युक्ती हीने विचारे तु धर्महानि प्रजायते

Report on Legal Aid Workshop at Sheoraphuli conducted by Pro Bono Club, WBNUJS, Kolkata

On the 17th of March 2024, the Pro Bono Club (PBC) at NUJS in collaboration Kolkata Anandam for Equality and Justice (KAEJ) organised a legal awareness camp at Sheoraphuli. The camp was organised for legal awreness of the sex working community in Sheoraphuli. KAEJ has been working at the grassroot level with the community for a long time with the Secretary of the organisation being a sex worker’s child was the best organisation to collaborate in the region to conduct this camp. KAEJ provided the infrastructure and access to the community and invited the local stakeholders like Ward Councilors Mr Biswajit Singh, Raju Parui, and the Baidyabati Municipality Chariman Pintu Mahato who assured of any aid and assistance needed for the community. Along with students from across the years who volunteered for the project PBCS, The Ministry of Law & Justice’s Nyayabandhu Programme for the National wide network of Pro Bono Club Scheme, Government of India visited Sheoraphuli. The camp also saw the presence of West Bengal Durbar Mahila Samanwaya organization- the organisation that has been instrumental in voicing for the rights of the sex workers for more than few decades.

The discussion began by a brief introduction to the basic rights of sex workers. It was explained how the law views the profession as a legitimate occupation, and that they are to be afforded the same rights as a lawyer or a doctor. This part of the discussion centered around their right to live with dignity and not be harassed, be it by their clients or the police, and the fact that they had all the basic rights that are granted to all citizens of India.
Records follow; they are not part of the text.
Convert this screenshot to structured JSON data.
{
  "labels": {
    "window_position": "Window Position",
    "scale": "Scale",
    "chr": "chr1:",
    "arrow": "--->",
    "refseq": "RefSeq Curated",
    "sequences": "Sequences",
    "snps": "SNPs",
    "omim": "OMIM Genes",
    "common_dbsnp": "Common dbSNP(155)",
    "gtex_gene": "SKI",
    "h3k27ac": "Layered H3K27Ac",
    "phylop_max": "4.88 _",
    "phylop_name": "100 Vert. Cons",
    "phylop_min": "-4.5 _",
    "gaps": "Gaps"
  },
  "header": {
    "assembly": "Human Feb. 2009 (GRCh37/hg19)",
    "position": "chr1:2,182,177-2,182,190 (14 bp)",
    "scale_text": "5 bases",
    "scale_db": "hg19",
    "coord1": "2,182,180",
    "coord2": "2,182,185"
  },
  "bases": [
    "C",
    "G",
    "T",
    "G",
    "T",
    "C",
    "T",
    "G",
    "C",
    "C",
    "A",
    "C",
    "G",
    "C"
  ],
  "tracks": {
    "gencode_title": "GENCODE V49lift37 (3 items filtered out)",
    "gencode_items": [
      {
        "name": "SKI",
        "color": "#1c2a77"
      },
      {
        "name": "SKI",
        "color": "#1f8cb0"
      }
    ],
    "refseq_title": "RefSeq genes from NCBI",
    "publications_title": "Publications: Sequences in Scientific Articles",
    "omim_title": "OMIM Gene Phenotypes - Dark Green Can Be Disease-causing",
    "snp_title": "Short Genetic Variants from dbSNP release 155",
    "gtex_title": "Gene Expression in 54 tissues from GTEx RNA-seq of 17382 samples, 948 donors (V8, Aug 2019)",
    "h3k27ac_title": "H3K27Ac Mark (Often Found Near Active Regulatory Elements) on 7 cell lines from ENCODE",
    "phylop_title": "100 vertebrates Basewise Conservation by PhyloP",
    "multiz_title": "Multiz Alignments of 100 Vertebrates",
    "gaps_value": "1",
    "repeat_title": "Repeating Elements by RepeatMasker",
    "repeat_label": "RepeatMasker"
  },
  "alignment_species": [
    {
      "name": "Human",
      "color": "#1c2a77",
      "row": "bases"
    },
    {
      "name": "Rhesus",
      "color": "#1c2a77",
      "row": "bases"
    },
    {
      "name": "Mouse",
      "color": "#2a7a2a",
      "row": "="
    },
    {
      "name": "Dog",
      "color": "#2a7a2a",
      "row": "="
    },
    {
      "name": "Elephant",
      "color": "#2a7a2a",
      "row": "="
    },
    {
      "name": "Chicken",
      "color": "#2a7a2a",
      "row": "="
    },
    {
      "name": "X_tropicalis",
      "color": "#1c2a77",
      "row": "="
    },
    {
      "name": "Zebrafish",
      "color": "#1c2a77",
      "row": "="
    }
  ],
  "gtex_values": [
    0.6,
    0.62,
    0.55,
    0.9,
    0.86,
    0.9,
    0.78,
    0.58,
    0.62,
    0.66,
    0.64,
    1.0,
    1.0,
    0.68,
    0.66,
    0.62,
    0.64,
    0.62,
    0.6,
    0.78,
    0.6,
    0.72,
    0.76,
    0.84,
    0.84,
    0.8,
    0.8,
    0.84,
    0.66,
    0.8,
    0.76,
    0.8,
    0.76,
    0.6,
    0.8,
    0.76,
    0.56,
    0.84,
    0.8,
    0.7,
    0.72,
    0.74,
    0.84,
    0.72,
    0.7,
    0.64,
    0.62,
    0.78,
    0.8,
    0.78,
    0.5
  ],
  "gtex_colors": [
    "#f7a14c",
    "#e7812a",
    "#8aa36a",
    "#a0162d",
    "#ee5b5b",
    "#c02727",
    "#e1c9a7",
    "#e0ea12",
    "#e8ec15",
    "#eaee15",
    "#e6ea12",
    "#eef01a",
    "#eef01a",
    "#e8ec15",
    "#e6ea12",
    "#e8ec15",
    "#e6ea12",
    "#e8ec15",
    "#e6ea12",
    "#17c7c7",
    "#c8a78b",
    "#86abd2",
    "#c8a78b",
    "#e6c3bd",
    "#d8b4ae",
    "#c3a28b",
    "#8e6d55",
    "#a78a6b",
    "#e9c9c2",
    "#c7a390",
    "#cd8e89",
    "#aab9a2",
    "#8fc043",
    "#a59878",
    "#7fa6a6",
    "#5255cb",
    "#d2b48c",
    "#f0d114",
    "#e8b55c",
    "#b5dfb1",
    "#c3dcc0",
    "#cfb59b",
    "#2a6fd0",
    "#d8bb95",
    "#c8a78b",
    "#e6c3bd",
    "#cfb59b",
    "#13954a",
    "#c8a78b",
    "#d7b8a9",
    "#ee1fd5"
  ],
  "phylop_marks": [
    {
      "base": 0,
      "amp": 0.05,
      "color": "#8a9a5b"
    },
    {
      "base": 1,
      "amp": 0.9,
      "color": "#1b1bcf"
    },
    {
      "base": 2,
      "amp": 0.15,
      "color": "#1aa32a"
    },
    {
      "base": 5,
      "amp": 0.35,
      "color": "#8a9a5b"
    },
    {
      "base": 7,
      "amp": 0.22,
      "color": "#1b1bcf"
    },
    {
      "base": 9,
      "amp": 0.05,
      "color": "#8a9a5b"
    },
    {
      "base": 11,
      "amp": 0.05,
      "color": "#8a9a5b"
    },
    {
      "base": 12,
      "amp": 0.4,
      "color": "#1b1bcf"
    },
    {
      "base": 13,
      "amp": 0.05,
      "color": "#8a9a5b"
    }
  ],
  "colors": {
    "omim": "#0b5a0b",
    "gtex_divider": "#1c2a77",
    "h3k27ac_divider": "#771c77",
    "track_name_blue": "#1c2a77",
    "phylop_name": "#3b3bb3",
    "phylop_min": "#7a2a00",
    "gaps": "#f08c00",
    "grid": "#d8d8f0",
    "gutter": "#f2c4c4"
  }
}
The discussion then delved into the recent noteworthy Supreme Court judgement in Buddhadev Karmaska v State of West Bengal. The Supreme Court in this case had laid down several guidelines pertaining to sex workers. It reaffirmed that sex work was a legitimate occupation, and recognized that police often harass these women and refuse to take their complaints; the court stated that the same is not valid in law and police are duty bound to treat these workers with respect and heed their complaints as they would any other citisen’s. It was also highlighted that police cannot film the sex workers under the pretense of a raid, and cannot take a sex worker’s child away from them merely because they are engaged in the occupation. It was also highlighted that the Supreme Court observed that since vouluntary sex work is not illegal, sex workers in a brothel voluntarily must not be harassed or harmed during a raid. The students explained these protections, amongst others, that were contained in the judgement.

The next part of the discussion centered around the Immoral Trafficking of Women (Prevention)Act. While discussing the Act, it was highlighted that the Act does not prohibit prostitution as an occupation, but prevents the trafficking of people and also prohibits minors from engaging in sex work or compelling minors to engage in sex work. The punishment regarding such offences was also discussed.

After this, students from the society then interacted with the attendees present and asked them questions regarding their occupation and any issues they experience or have experienced that requires legal intervention. While most of them reported that they faced no legal issues, some of them reported that they needed some legal assistance.

The session was a fruitful experience for those involved, with students getting a first-hand look at the environment in which sex workers live, as well as providing important information to sex workers regarding their occupation.

Outcomes of the camp:

  1. Legal Awareness of the sex working community in Sheoraphuli,
  2. Gathering data on persons who seek to take help of the legal aid society for legal interventions in terms of pursuing a case and
  3. Students were exposed to the real life instances of vulnerable communities and their problems.